Interesting. DataFrames and DataTables do not support multiple column indices on purpose. This feature isn’t generally supported by database-like structures (AFAIK Pandas is an exception). If you need these, maybe you shouldn’t store the result in a DataFrame but in a different structure like a NamedArray an AxisArray or an IndexedTable. With a DataFrame, you would need one row for each combination of indices, with one column for each index giving the level (this is the principle of tidy data).

Regarding the implementation, you could probably use aggregate. Also, you don’t need to call eval(op): just pass the function instead of its name, i.e. sum instead of :sum.


#3

Hi @nalimilan … thanks for your comments.

I am using by/do instead of aggregate because otherwise I would have first to remove all the columns that are not either categories nor the values on which I want to operate.

From the example I am using:

df = DataFrame(region   = ["US","US","US","US","EU","EU","EU","EU"],
                      product  = ["apple","apple","banana","banana","apple","apple","banana","banana"],
                      year     = [2010,2011,2010,2011,2010,2011,2010,2011],
                      produced = [3.3,3.2,2.3,2.1,2.7,2.8,1.5,1.3],
                      consumed = [4.3,7.4,2.5,9.8,3.2,4.3,6.5,3.0])
longDf = stack(df,[:produced,:consumed])
# longDf: :variable  :value  :region  :product  :year
a = aggregate(longDf,[:variable,:year],sum)

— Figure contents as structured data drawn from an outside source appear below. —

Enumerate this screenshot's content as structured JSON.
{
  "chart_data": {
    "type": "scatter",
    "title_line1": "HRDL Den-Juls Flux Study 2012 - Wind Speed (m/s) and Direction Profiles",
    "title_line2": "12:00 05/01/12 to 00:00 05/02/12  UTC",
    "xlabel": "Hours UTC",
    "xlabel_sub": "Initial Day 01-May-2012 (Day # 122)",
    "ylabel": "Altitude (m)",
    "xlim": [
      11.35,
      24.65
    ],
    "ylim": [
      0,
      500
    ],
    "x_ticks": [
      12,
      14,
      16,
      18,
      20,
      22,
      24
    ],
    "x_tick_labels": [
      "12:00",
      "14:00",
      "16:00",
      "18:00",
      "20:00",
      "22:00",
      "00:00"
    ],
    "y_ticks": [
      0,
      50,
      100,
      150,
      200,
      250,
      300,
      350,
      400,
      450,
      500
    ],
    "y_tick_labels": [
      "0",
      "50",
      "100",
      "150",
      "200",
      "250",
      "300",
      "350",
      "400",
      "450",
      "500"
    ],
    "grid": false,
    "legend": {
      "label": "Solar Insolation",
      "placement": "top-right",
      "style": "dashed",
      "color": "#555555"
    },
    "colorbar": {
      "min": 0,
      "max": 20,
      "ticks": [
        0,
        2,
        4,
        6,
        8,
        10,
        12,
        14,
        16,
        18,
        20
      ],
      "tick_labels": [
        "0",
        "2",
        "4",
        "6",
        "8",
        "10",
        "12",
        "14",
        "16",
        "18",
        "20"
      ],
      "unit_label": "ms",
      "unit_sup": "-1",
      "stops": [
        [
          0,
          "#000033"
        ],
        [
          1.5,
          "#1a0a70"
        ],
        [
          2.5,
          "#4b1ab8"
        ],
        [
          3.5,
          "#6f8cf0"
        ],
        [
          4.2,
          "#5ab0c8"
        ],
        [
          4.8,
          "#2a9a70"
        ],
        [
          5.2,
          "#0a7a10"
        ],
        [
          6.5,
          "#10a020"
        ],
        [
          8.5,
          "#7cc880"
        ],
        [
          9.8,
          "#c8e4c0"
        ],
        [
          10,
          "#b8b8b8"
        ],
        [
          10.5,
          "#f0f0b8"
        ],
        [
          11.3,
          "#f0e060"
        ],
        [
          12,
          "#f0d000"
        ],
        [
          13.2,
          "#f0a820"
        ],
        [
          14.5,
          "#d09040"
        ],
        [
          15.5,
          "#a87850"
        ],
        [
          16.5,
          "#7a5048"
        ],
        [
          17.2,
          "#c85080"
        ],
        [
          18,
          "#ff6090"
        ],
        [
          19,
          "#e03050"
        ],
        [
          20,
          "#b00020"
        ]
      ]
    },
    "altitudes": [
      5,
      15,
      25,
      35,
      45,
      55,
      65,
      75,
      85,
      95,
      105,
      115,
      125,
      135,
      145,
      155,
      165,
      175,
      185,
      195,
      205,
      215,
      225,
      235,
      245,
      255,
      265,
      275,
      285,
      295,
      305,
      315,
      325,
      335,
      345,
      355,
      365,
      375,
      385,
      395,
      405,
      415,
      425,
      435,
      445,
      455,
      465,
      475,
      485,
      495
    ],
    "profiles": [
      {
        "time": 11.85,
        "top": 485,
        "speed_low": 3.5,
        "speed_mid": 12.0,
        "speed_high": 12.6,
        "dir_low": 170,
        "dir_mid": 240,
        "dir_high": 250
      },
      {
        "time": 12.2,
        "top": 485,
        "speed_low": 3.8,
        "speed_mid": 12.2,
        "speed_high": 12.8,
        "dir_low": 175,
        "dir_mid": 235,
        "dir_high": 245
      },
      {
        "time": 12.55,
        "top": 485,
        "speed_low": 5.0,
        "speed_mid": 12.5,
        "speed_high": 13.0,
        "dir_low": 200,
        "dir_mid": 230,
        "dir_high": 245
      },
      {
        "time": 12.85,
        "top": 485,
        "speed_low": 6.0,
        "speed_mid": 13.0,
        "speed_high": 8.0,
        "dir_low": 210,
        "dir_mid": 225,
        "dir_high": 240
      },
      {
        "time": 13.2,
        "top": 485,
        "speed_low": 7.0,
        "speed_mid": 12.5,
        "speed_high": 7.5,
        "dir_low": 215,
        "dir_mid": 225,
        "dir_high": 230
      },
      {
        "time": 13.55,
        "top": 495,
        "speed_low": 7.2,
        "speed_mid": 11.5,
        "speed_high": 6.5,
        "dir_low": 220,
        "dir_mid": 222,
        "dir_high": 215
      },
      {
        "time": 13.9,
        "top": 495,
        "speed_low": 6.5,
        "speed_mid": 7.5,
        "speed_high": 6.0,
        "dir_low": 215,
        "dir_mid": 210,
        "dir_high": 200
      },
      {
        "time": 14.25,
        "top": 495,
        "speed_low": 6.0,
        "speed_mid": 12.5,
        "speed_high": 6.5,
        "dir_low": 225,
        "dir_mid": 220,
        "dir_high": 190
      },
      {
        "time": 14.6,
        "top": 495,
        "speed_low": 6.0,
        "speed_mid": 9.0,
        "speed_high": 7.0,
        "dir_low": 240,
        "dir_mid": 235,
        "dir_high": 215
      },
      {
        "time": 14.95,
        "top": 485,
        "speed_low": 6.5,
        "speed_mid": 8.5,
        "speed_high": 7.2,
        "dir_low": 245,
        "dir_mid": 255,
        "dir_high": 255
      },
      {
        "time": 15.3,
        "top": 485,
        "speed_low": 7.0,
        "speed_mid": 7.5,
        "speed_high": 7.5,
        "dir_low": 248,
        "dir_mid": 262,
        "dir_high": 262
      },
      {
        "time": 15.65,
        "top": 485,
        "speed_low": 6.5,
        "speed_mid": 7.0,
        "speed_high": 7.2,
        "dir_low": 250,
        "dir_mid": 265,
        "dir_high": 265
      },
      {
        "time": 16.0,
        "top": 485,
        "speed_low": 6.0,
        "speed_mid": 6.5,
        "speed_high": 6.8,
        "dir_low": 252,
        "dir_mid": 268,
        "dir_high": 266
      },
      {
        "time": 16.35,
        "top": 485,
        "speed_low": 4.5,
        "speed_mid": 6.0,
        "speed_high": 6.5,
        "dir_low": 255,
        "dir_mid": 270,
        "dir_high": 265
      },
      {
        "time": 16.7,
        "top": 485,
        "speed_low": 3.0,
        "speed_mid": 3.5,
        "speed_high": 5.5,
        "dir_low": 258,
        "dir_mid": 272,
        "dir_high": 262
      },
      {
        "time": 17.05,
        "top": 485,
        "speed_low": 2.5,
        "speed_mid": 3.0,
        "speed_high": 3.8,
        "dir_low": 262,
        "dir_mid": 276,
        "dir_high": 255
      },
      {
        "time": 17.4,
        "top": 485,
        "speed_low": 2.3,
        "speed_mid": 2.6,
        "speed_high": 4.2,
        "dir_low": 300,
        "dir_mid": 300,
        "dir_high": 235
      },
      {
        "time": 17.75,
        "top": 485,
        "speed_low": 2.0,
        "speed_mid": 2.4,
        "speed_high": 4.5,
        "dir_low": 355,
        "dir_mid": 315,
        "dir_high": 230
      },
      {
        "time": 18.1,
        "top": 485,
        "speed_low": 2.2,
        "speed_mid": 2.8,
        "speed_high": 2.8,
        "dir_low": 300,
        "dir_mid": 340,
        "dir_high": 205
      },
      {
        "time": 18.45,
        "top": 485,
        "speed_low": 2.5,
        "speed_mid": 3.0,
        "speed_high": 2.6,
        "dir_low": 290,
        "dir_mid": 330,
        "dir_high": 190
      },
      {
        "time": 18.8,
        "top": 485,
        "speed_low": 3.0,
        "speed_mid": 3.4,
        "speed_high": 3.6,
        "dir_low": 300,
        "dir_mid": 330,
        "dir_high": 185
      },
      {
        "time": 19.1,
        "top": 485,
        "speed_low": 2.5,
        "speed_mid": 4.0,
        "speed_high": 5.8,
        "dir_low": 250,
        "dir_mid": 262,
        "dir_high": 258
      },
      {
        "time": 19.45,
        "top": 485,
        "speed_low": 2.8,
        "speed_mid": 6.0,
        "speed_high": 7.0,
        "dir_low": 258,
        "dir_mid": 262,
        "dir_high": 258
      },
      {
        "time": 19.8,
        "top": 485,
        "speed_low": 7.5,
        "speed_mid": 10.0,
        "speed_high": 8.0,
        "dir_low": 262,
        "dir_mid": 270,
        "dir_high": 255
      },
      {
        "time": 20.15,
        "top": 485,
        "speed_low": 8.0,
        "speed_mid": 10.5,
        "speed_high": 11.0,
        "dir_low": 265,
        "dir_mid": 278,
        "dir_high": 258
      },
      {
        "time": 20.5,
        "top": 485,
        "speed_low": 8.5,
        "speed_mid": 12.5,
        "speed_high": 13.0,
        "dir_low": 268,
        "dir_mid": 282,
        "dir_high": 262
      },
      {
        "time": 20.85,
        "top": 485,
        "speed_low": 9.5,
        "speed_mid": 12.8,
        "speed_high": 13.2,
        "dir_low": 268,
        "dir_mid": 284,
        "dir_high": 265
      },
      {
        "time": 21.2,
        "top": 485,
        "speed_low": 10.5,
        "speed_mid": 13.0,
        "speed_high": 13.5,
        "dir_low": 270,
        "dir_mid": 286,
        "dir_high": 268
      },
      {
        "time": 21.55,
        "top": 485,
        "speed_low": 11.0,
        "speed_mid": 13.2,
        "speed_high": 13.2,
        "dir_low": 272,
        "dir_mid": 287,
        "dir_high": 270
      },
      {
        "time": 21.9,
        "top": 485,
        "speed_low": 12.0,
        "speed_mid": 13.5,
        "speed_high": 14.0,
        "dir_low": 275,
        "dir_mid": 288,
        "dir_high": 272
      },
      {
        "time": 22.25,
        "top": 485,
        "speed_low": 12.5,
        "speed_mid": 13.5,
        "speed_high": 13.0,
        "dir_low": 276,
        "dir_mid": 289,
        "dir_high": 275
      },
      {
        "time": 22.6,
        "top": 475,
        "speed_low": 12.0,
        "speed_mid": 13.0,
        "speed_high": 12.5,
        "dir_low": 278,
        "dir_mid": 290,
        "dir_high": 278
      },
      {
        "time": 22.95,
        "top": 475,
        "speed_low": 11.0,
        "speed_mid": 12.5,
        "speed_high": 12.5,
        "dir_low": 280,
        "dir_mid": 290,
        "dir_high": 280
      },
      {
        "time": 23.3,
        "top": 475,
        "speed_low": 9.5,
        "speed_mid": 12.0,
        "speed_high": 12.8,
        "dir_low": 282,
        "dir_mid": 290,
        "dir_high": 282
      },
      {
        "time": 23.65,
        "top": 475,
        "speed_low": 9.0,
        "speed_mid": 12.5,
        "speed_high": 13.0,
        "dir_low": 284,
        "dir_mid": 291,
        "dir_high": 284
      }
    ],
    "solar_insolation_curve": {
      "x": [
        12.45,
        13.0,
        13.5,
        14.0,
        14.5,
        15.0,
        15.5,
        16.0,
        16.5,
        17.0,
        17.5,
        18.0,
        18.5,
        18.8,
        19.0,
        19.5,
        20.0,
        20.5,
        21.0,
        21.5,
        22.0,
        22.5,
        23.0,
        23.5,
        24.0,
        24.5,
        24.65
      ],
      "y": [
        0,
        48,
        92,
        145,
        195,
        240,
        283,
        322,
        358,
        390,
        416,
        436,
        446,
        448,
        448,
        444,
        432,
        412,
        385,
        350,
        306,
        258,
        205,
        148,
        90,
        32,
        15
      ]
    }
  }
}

This will return in an error because aggregate tries to apply the aggregation function toward all the non-ids columns.
With by/do I can instead specify which columns are ids, which column contains the values over to perform the aggregation, whenever there are extra cols or not in the db.
But something I could do is allow multiple operations, and if there is more than one, add a new column with the name of the operation.
Concerning that, which type declaration should I use in the parameters? E.g. if I expect a :sum or a :prod I can just use Symbol, but if I expect sum or pro what can I use? typeof() return me Base.#sum and Base.#pro… have them a common supertype I can use in the parameter declaration of the function for pro, sum , etc… ?


#4

OK, I see.

Just use ::Any, since any type may be callable in Julia. You could use ::Function to accept only functions, but that would unnecessarily restrict the accepted operations.


#5

Have you thought perhaps this function would go well in a β€œSpreadsheet” package for Julia that contains a collection of functions found on a spreadsheet. This would be aimed at users like me who are moving over from spreadsheets into Julia and would appreciate a conceptual bridge to what you can conceptually do on a spreadsheet but in Julia.
I am sure this would go down well.